The occupation of Iraq begins with strong military victories. Soon, however, the goal of creating a united and stable Iraq begins to seem elusive. The population at home loses patience. The young Iraqi government, heavily assisted by the occupiers, seems incapable of achieving benchmarks toward true independence. Iraqi leaders’ motives are hard to make out, and observers fear that the minority Sunni government is too divisive to command the support of the Shi’a majority. The military presence in Iraq is costly, draining an already strained national budget. Yet despite elections at home where Iraq is the central issue, and despite opposition candidates vocally advocating immediate withdrawal, the misadventure drags on with no end in sight.
Am I describing our current fiasco in Iraq? Certainly. But I am also describing the dilemmas faced by Britain in the period of its “Mandate” in Iraq, which stretched roughly from the end of the First World War until 1932 - or, depending on how you look at it, for the decades afterwards when Britain maintained military bases in Iraq and kept “advisers” in the Iraqi government.
Cross-posted at The Seminal: Independent Media and Politics.
A glance through the histories of this time period, such as Toby Dodge’s Inventing Iraq: The Failure of Nation Building and a History Denied, is eerily disconcerting. Consider, for example, this description of Commissioner Percy Cox’s testimony during the winter of 1922-3 before a government committee that was debating withdrawal from Iraq:
His testimony proved critical. Cox set out to persuade the committee and with it the cabinet, that British policy in Iraq was working, would bear dividends great enough to justify its continuance, and that, if prematurely curtailed, the result would be disastrous.
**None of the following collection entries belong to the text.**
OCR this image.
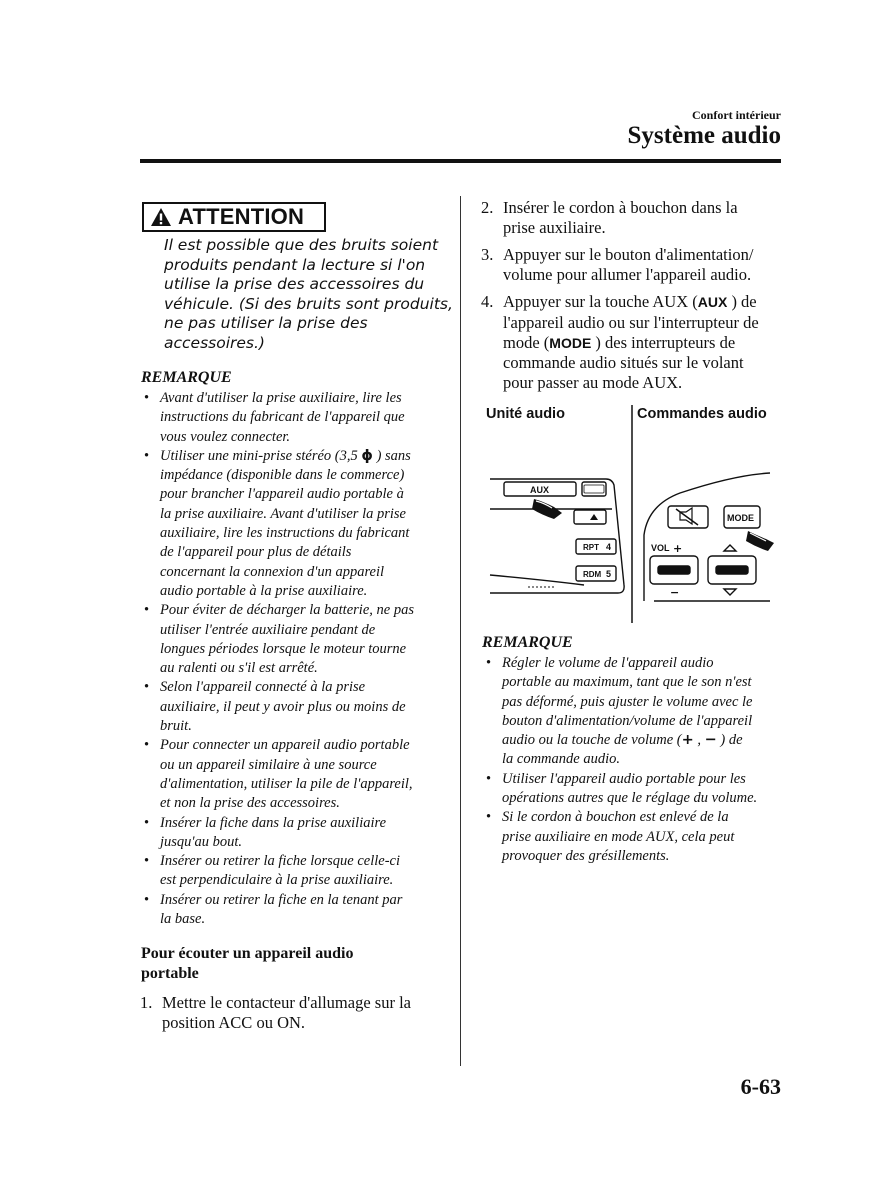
Confort intérieur
Système audio
ATTENTION
Il est possible que des bruits soient
produits pendant la lecture si l'on
utilise la prise des accessoires du
véhicule. (Si des bruits sont produits,
ne pas utiliser la prise des
accessoires.)
REMARQUE
• Avant d'utiliser la prise auxiliaire, lire les
instructions du fabricant de l'appareil que
vous voulez connecter.
• Utiliser une mini-prise stéréo (3,5 ϕ ) sans
impédance (disponible dans le commerce)
pour brancher l'appareil audio portable à
la prise auxiliaire. Avant d'utiliser la prise
auxiliaire, lire les instructions du fabricant
de l'appareil pour plus de détails
concernant la connexion d'un appareil
audio portable à la prise auxiliaire.
• Pour éviter de décharger la batterie, ne pas
utiliser l'entrée auxiliaire pendant de
longues périodes lorsque le moteur tourne
au ralenti ou s'il est arrêté.
• Selon l'appareil connecté à la prise
auxiliaire, il peut y avoir plus ou moins de
bruit.
• Pour connecter un appareil audio portable
ou un appareil similaire à une source
d'alimentation, utiliser la pile de l'appareil,
et non la prise des accessoires.
• Insérer la fiche dans la prise auxiliaire
jusqu'au bout.
• Insérer ou retirer la fiche lorsque celle-ci
est perpendiculaire à la prise auxiliaire.
• Insérer ou retirer la fiche en la tenant par
la base.
Pour écouter un appareil audio
portable
1. Mettre le contacteur d'allumage sur la
position ACC ou ON.
2. Insérer le cordon à bouchon dans la
prise auxiliaire.
3. Appuyer sur le bouton d'alimentation/
volume pour allumer l'appareil audio.
4. Appuyer sur la touche AUX (AUX ) de
l'appareil audio ou sur l'interrupteur de
mode (MODE ) des interrupteurs de
commande audio situés sur le volant
pour passer au mode AUX.
Unité audio	Commandes audio
AUX
RPT 4
RDM 5
MODE
VOL +
−
REMARQUE
• Régler le volume de l'appareil audio
portable au maximum, tant que le son n'est
pas déformé, puis ajuster le volume avec le
bouton d'alimentation/volume de l'appareil
audio ou la touche de volume (+ , − ) de
la commande audio.
• Utiliser l'appareil audio portable pour les
opérations autres que le réglage du volume.
• Si le cordon à bouchon est enlevé de la
prise auxiliaire en mode AUX, cela peut
provoquer des grésillements.
6-63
He claimed that the majority of Iraqis welcomed the British role and that withdrawal would lead inevitably to anarchy…If Britain turned its back on Iraq, he argued, the negative effects would be felt across the entire Muslim world. (p. 25)
Remind you of anything?
The similarities between British and American exploits in Iraq run deep, and they are disturbing. The most disturbing question, in fact, is whether we are now what Britain was then: a declining superpower that is squandering its resources as we blindly attempt to win at a game whose rules have changed. The British neither “won” in Iraq nor nurtured a stable government there. In fact, the British were compelled to intervene diplomatically and military up through World War II. For its part, the Iraqi state faced wave after wave of revolts and coups up until Saddam Hussein came to power. Britain’s failures in Iraq were not the cause of its decline as a superpower - but they were certainly a revealing symptom of it.
The long historical view, upon close reading of books like Dodge’s, suggests that America, like Britain, will not be able to accomplish its aims in Iraq. The same debates raged in Britain in the 1920s that we see in American politics now - Will withdrawal create anarchy? Will it hurt our national interests? - and in the end, they led nowhere. Britain’s prolonged occupation of Iraq achieved little, and the disruption that British policies caused in Iraqi society did significant harm to national unity and political and economic progress. Had the British left in 1920 instead of 1932, Iraq might well have been better off.
Is America in decline? Anxiety on this question is beginning to spread in our society, and is enough of an issue worldwide that it prompted some speculation in an Economist article specifically devoted to the subject. No one is really in a position to answer the question definitively, but I will say that we do not have to take the path the Britain took in the interwar period. We do not have to fritter our time and wealth away in places like Iraq. From the perspective of national interest, in fact, we should withdraw from Iraq, and unlike the British we can admit that we need help, attempt to draw in the international community, and hopefully withdraw with a modicum of responsibility.
The world in 2007 does not have to be what it was in 1927 - and if it seems that nothing has changed in 80 years, that is because we have failed to imagine a new world into being. Superpowers may be slow, lumbering, and stubborn, but they do have room for choice and change. Perhaps we can start by reflecting on the words of a British official in Iraq, struck with doubts over his country’s “mission” there:
“[These politicians] continue to demand that the nations of Asia and Africa should make a clean cut with their past, and at one fell stroke, adopt the mentality and traditions of the Western democracies…Would it not be more practical, as well as more polite, if we left these nations to govern themselves in their own way?”